В двух последних танцах участвуют не только молодожены. Юный охотник, кладущий свои руки на плечи девушке, недавно прошедшей Посвящение, делает очень важный шаг к сближению, — егце до начального дара. И если потом она положит свои руки на его плечи, — значит, этот шаг удался! А если молодой охотник хочет показать, что выбор его еще не сделан, — он пригласит одну из старых женщин своего рода, годящуюся ему в матери, а то и в бабки. Муж: по обычаю танцует с женой; если он выберет кого-то другого, — это означает, по меньшей мере, серьезную размолвку... А вот глубокому старику-вдовцу не возбраняется привлечь и самую юную красавицу: и вождь, и те, кто не танцует, обязательно поприветствуют его удаль специальным припевом. Но, конечно, главные герои здесь те, кто в эту ночь станут мужьями и женами. И в пении, сопровождающем танец, звучат не только общие слова о сыновьях и дочерях Куницы, Серой Совы и Мамонта, но и такие, в которых можно узнать каждую пару:
— Сын Куницы высок, сын Куницы силен, сын Куницы бесстрашен!
Ой-о-о-о-о-о!
Сын Куницы любит маленькую дочь Мамонта!
А вот и они! Колдун улыбнулся: плечи «маленькой дочери Мамонта» утонули в огромных, но сразу видно, — чутких и нежных лапищах белокурого гиганта... А ее руки едва достают до богатырских плеч жениха.
— Сын Серой Совы силен, сын Серой Совы — храбрый охотник!
Ой-о-о-о-о-о!
Сын Серой Совы любит стройную Айрис!
Айрис не только тонка, но и высока; вровень жениху... Казалось, — они уже нераздельны!
..А вот еще одна пара: старый Гор выбрал самую молоденькую Совушку из южной общины. Конечно, присмотрел такую.у которой еще нет жениха...Девочка рада; девочка польщена: старый Гор — личность известная! Их встречают дружным хлопками, веселыми возгласами и припевом:
— Старый Гор удал, старый Гор крепок!
Ой-о-о-о-о-о!
Старый Гор, возьми молодую жену!
Пара за парой, пара за парой, и для каждой находились особые слова...
... Вот он, — последний танец! Вождь детей Мамонта произнес:
— Теперь пусть дочери Серой Совы и дочери Мамонта положат руки на плечи тех, кто ближе всего их сердцам!
Где же он, тот, кто ближе всего уже три весны?! В последний раз, в отчаянии, уже ни от кого не скрываясь, Нава жадно высматривала Мала... Нет, напрасно!
Она бросилась прочь, в темноту; нашла какую-то ложбинку и упала лицом вниз, изо всех сил зажимая уши, чтобы только не слышать это свадебное пение:
— Айрис, дочь вождя, красива, Айрис, дочь вождя нежна!
Ой-о-о-о-о-о!
Айрис, дочь вождя любит храброго Кийку!..
О том, что произошла беда, Айрис догадалась первой, — но только во время последнего танца.

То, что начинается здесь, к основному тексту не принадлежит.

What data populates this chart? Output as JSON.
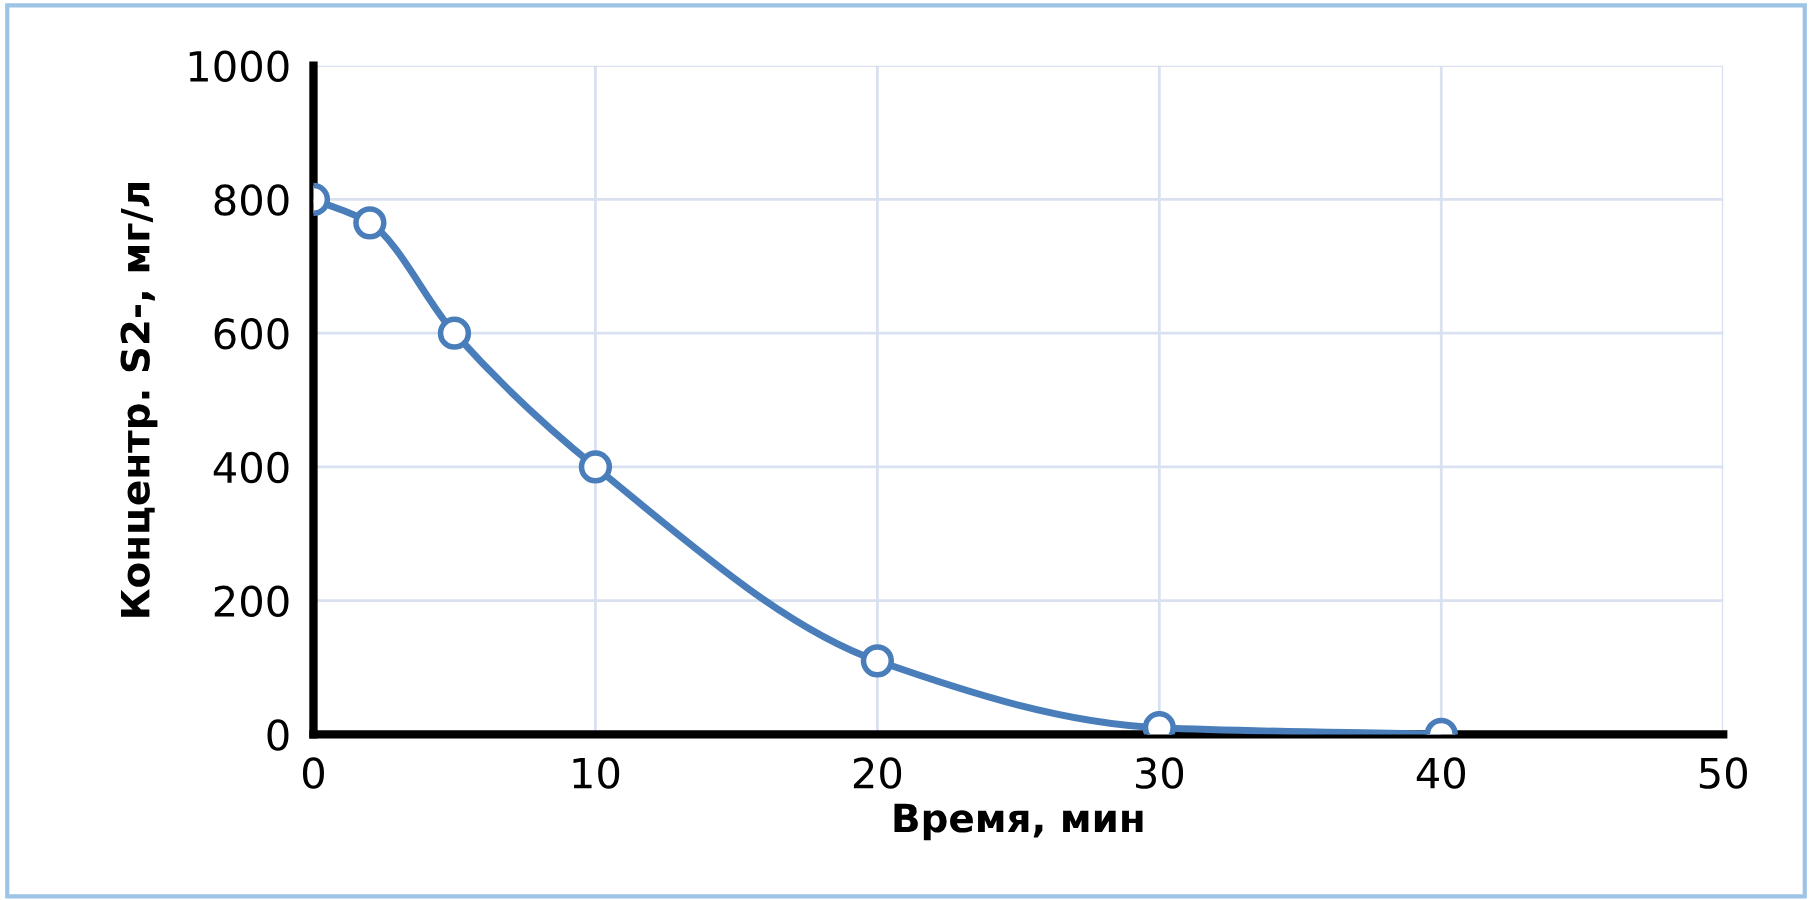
{
  "chart_data": {
    "type": "line",
    "xlabel": "Время, мин",
    "ylabel": "Концентр. S2-, мг/л",
    "x": [
      0,
      2,
      5,
      10,
      20,
      30,
      40
    ],
    "series": [
      {
        "color": "#4a7ebb",
        "values": [
          800,
          765,
          600,
          400,
          110,
          10,
          0
        ]
      }
    ],
    "xlim": [
      0,
      50
    ],
    "xticks": [
      0,
      10,
      20,
      30,
      40,
      50
    ],
    "ylim": [
      0,
      1000
    ],
    "yticks": [
      0,
      200,
      400,
      600,
      800,
      1000
    ],
    "grid": true,
    "marker": "circle",
    "line_style": "solid",
    "legend": false
  }
}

Когда руки Кийку легли на ее плечи, — она забыла обо всем, — кроме его, — и себя!.. И не видела ничего, кроме его глаз, не чувствовала ничего, кроме его рук, пока не кончился этот танец!Да и о чем могла она беспокоиться? Мал и Нава?Конечно, они тут же, где-то рядом!..

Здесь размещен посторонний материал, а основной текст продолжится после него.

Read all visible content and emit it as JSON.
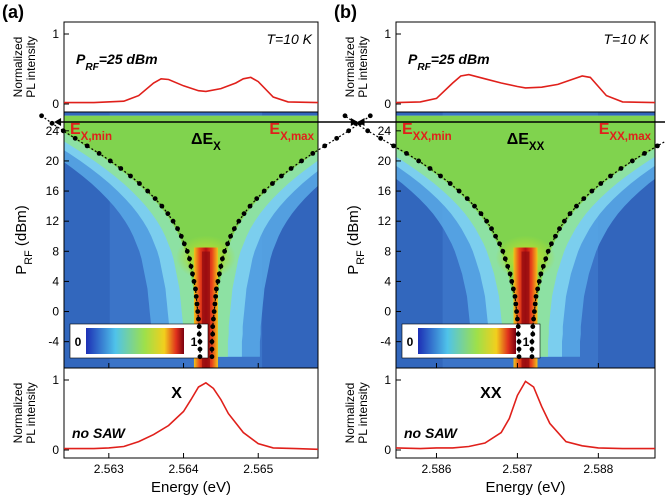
{
  "chart_data": [
    {
      "panel_label": "(a)",
      "type": "heatmap",
      "x_ticks": [
        "2.563",
        "2.564",
        "2.565"
      ],
      "x_range": [
        2.5624,
        2.5658
      ],
      "xlabel": "Energy (eV)",
      "top_ylabel": [
        "Normalized",
        "PL intensity"
      ],
      "top_yticks": [
        "0",
        "1"
      ],
      "top_text_power": {
        "main": "P",
        "sub": "RF",
        "rest": "=25 dBm"
      },
      "temperature": "T=10 K",
      "bottom_ylabel": [
        "Normalized",
        "PL intensity"
      ],
      "bottom_yticks": [
        "0",
        "1"
      ],
      "bottom_peak_label": "X",
      "bottom_note": "no SAW",
      "map_ylabel": {
        "main": "P",
        "sub": "RF",
        "rest": " (dBm)"
      },
      "map_yticks": [
        "-4",
        "0",
        "4",
        "8",
        "12",
        "16",
        "20",
        "24"
      ],
      "map_yrange": [
        -7.5,
        26.5
      ],
      "colorbar": {
        "min": "0",
        "max": "1"
      },
      "center_energy": 2.5643,
      "e_min_label": {
        "main": "E",
        "sub": "X,min"
      },
      "e_max_label": {
        "main": "E",
        "sub": "X,max"
      },
      "delta_label": {
        "main": "ΔE",
        "sub": "X"
      },
      "envelope": {
        "power_dbm": [
          -6,
          -5,
          -4,
          -3,
          -2,
          -1,
          0,
          1,
          2,
          3,
          4,
          5,
          6,
          7,
          8,
          9,
          10,
          11,
          12,
          13,
          14,
          15,
          16,
          17,
          18,
          19,
          20,
          21,
          22,
          23,
          24,
          25,
          26
        ],
        "e_min": [
          2.56422,
          2.56422,
          2.56422,
          2.56421,
          2.56421,
          2.5642,
          2.56419,
          2.56418,
          2.56417,
          2.56416,
          2.56414,
          2.56412,
          2.5641,
          2.56408,
          2.56405,
          2.56401,
          2.56397,
          2.56392,
          2.56386,
          2.56379,
          2.56371,
          2.56362,
          2.56352,
          2.56341,
          2.56329,
          2.56316,
          2.56302,
          2.56287,
          2.56271,
          2.56255,
          2.56239,
          2.56224,
          2.5621
        ],
        "e_max": [
          2.56438,
          2.56438,
          2.56438,
          2.56439,
          2.56439,
          2.5644,
          2.56441,
          2.56442,
          2.56443,
          2.56444,
          2.56446,
          2.56448,
          2.5645,
          2.56452,
          2.56455,
          2.56459,
          2.56463,
          2.56468,
          2.56474,
          2.56481,
          2.56489,
          2.56498,
          2.56508,
          2.56519,
          2.56531,
          2.56544,
          2.56558,
          2.56573,
          2.56589,
          2.56605,
          2.56621,
          2.56636,
          2.5665
        ]
      },
      "top_spectrum": {
        "x": [
          2.5624,
          2.5628,
          2.5632,
          2.5634,
          2.5636,
          2.5637,
          2.5638,
          2.564,
          2.5642,
          2.5643,
          2.5645,
          2.5647,
          2.5648,
          2.5649,
          2.565,
          2.5652,
          2.5654,
          2.5658
        ],
        "y": [
          0.02,
          0.02,
          0.04,
          0.12,
          0.3,
          0.36,
          0.35,
          0.26,
          0.19,
          0.18,
          0.22,
          0.3,
          0.36,
          0.38,
          0.32,
          0.1,
          0.03,
          0.02
        ]
      },
      "bottom_spectrum": {
        "x": [
          2.5624,
          2.5628,
          2.563,
          2.5632,
          2.5634,
          2.5636,
          2.5638,
          2.564,
          2.5641,
          2.5642,
          2.5643,
          2.5644,
          2.5645,
          2.5646,
          2.5648,
          2.565,
          2.5652,
          2.5655,
          2.5658
        ],
        "y": [
          0.02,
          0.02,
          0.03,
          0.05,
          0.12,
          0.22,
          0.35,
          0.55,
          0.72,
          0.9,
          0.96,
          0.88,
          0.72,
          0.52,
          0.25,
          0.09,
          0.03,
          0.02,
          0.01
        ]
      }
    },
    {
      "panel_label": "(b)",
      "type": "heatmap",
      "x_ticks": [
        "2.586",
        "2.587",
        "2.588"
      ],
      "x_range": [
        2.5855,
        2.5887
      ],
      "xlabel": "Energy (eV)",
      "top_ylabel": [
        "Normalized",
        "PL intensity"
      ],
      "top_yticks": [
        "0",
        "1"
      ],
      "top_text_power": {
        "main": "P",
        "sub": "RF",
        "rest": "=25 dBm"
      },
      "temperature": "T=10 K",
      "bottom_ylabel": [
        "Normalized",
        "PL intensity"
      ],
      "bottom_yticks": [
        "0",
        "1"
      ],
      "bottom_peak_label": "XX",
      "bottom_note": "no SAW",
      "map_ylabel": {
        "main": "P",
        "sub": "RF",
        "rest": " (dBm)"
      },
      "map_yticks": [
        "-4",
        "0",
        "4",
        "8",
        "12",
        "16",
        "20",
        "24"
      ],
      "map_yrange": [
        -7.5,
        26.5
      ],
      "colorbar": {
        "min": "0",
        "max": "1"
      },
      "center_energy": 2.5871,
      "e_min_label": {
        "main": "E",
        "sub": "XX,min"
      },
      "e_max_label": {
        "main": "E",
        "sub": "XX,max"
      },
      "delta_label": {
        "main": "ΔE",
        "sub": "XX"
      },
      "envelope": {
        "power_dbm": [
          -6,
          -5,
          -4,
          -3,
          -2,
          -1,
          0,
          1,
          2,
          3,
          4,
          5,
          6,
          7,
          8,
          9,
          10,
          11,
          12,
          13,
          14,
          15,
          16,
          17,
          18,
          19,
          20,
          21,
          22,
          23,
          24,
          25,
          26
        ],
        "e_min": [
          2.58702,
          2.58702,
          2.58702,
          2.58701,
          2.58701,
          2.587,
          2.58699,
          2.58698,
          2.58697,
          2.58695,
          2.58693,
          2.58691,
          2.58688,
          2.58685,
          2.58682,
          2.58678,
          2.58673,
          2.58668,
          2.58662,
          2.58655,
          2.58647,
          2.58638,
          2.58628,
          2.58617,
          2.58605,
          2.58592,
          2.58578,
          2.58563,
          2.58547,
          2.58531,
          2.58515,
          2.585,
          2.58487
        ],
        "e_max": [
          2.58718,
          2.58718,
          2.58718,
          2.58719,
          2.58719,
          2.5872,
          2.58721,
          2.58722,
          2.58723,
          2.58725,
          2.58727,
          2.58729,
          2.58732,
          2.58735,
          2.58738,
          2.58742,
          2.58747,
          2.58752,
          2.58758,
          2.58765,
          2.58773,
          2.58782,
          2.58792,
          2.58803,
          2.58815,
          2.58828,
          2.58842,
          2.58857,
          2.58873,
          2.58889,
          2.58905,
          2.5892,
          2.58933
        ]
      },
      "top_spectrum": {
        "x": [
          2.5855,
          2.5858,
          2.586,
          2.5862,
          2.5863,
          2.5864,
          2.5866,
          2.5868,
          2.587,
          2.5871,
          2.5873,
          2.5875,
          2.5877,
          2.5878,
          2.5879,
          2.5881,
          2.5883,
          2.5887
        ],
        "y": [
          0.02,
          0.03,
          0.08,
          0.3,
          0.4,
          0.42,
          0.36,
          0.3,
          0.25,
          0.23,
          0.24,
          0.28,
          0.36,
          0.4,
          0.38,
          0.12,
          0.03,
          0.02
        ]
      },
      "bottom_spectrum": {
        "x": [
          2.5855,
          2.5858,
          2.586,
          2.5862,
          2.5864,
          2.5866,
          2.5868,
          2.5869,
          2.587,
          2.5871,
          2.5872,
          2.5873,
          2.5874,
          2.5876,
          2.5878,
          2.588,
          2.5883,
          2.5887
        ],
        "y": [
          0.03,
          0.02,
          0.03,
          0.03,
          0.05,
          0.1,
          0.25,
          0.45,
          0.78,
          0.98,
          0.9,
          0.62,
          0.38,
          0.12,
          0.06,
          0.03,
          0.02,
          0.02
        ]
      }
    }
  ]
}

Тень беспокойства пришла, когда они, держась за руки, ждали начала последнего танца... Шепоток. И она услышала, о чем шепчутся! Не поверила: нелепо! Но... во время последнего танца стала высматривать Мала и Наву.
Их не было! Круг проходил за кругом, — а их не было!

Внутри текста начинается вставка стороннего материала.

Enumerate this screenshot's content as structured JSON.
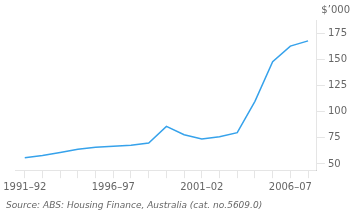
{
  "chart_data": {
    "type": "line",
    "categories": [
      "1991–92",
      null,
      null,
      null,
      null,
      "1996–97",
      null,
      null,
      null,
      null,
      "2001–02",
      null,
      null,
      null,
      null,
      "2006–07",
      null
    ],
    "values": [
      56,
      58,
      61,
      64,
      66,
      67,
      68,
      70,
      86,
      78,
      74,
      76,
      80,
      110,
      148,
      163,
      168
    ],
    "ylim": [
      44,
      188
    ],
    "yticks": [
      50,
      75,
      100,
      125,
      150,
      175
    ],
    "ylabel": "$’000",
    "source": "Source: ABS: Housing Finance, Australia (cat. no.5609.0)",
    "grid": false
  }
}
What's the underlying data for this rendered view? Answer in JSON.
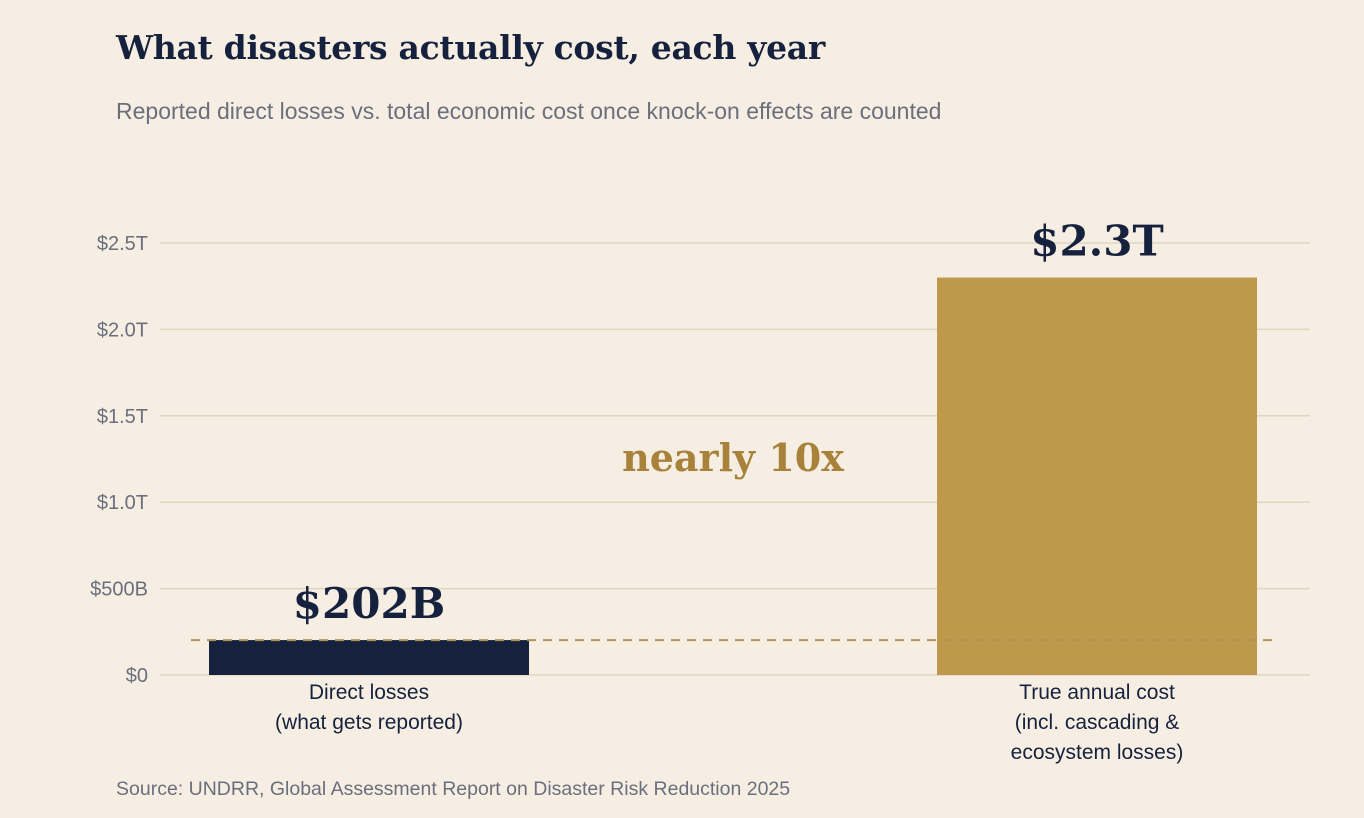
{
  "chart_data": {
    "type": "bar",
    "title": "What disasters actually cost, each year",
    "subtitle": "Reported direct losses vs. total economic cost once knock-on effects are counted",
    "source": "Source: UNDRR, Global Assessment Report on Disaster Risk Reduction 2025",
    "ylim": [
      0,
      2500
    ],
    "unit": "billion USD",
    "yticks": [
      0,
      500,
      1000,
      1500,
      2000,
      2500
    ],
    "ytick_labels": [
      "$0",
      "$500B",
      "$1.0T",
      "$1.5T",
      "$2.0T",
      "$2.5T"
    ],
    "grid": true,
    "categories": [
      [
        "Direct losses",
        "(what gets reported)"
      ],
      [
        "True annual cost",
        "(incl. cascading &",
        "ecosystem losses)"
      ]
    ],
    "values": [
      202,
      2300
    ],
    "value_labels": [
      "$202B",
      "$2.3T"
    ],
    "bar_colors": [
      "#16223d",
      "#be994c"
    ],
    "reference_line": {
      "value": 202,
      "style": "dashed",
      "color": "#b39256"
    },
    "annotation": {
      "text": "nearly 10x",
      "color": "#a8823a"
    }
  }
}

Кийку что-то почувствовал: слегка сжались руки, и в глазах появился вопрос... Айрис улыбнулась ему, давно любимому, — и подхватила напев... Потом, потом!..
Потом, когда вождь, ее отец, отпускал духов и сжигал Священный барабан, Кийку понял и сам: что-то случилось! Держа обеими руками Священный инструмент, Арго произносил заклинания почти вслух, и странным было его лицо; совсем не похожим на то, в которое вглядывался Кийку в начале празднества. Вождь был еще наполовину там, — в Мире духов, и, видимо, что-то необычное, что-то тревожное происходило в Том Мире... Барабан, упавший на догорающие угли Большого костра, долго не хотел гореть; огонь словно отступил от него. Наконец по деревянной основе побежал язычок пламени; один... другой... Огонь охватил его, — и кожа, обтягивающая Священный инструмент, лопнула со страшным звуком, прокатившимся эхом по березняку, отразившимся от Большой воды. Из самой его сердцевины вырвался сноп искр и, закрутившись спиралью, взмыл к звездам...
В общем, все, как у нас: и подарки, и пир горой, и игры, и пляски, и веселье, и радость, и горе — особенно, когда сбегает жених. Разница в формах и деталях, но не в сути обряда. Вот только духов веселья мы обычно не призываем. Ограничиваемся водкой.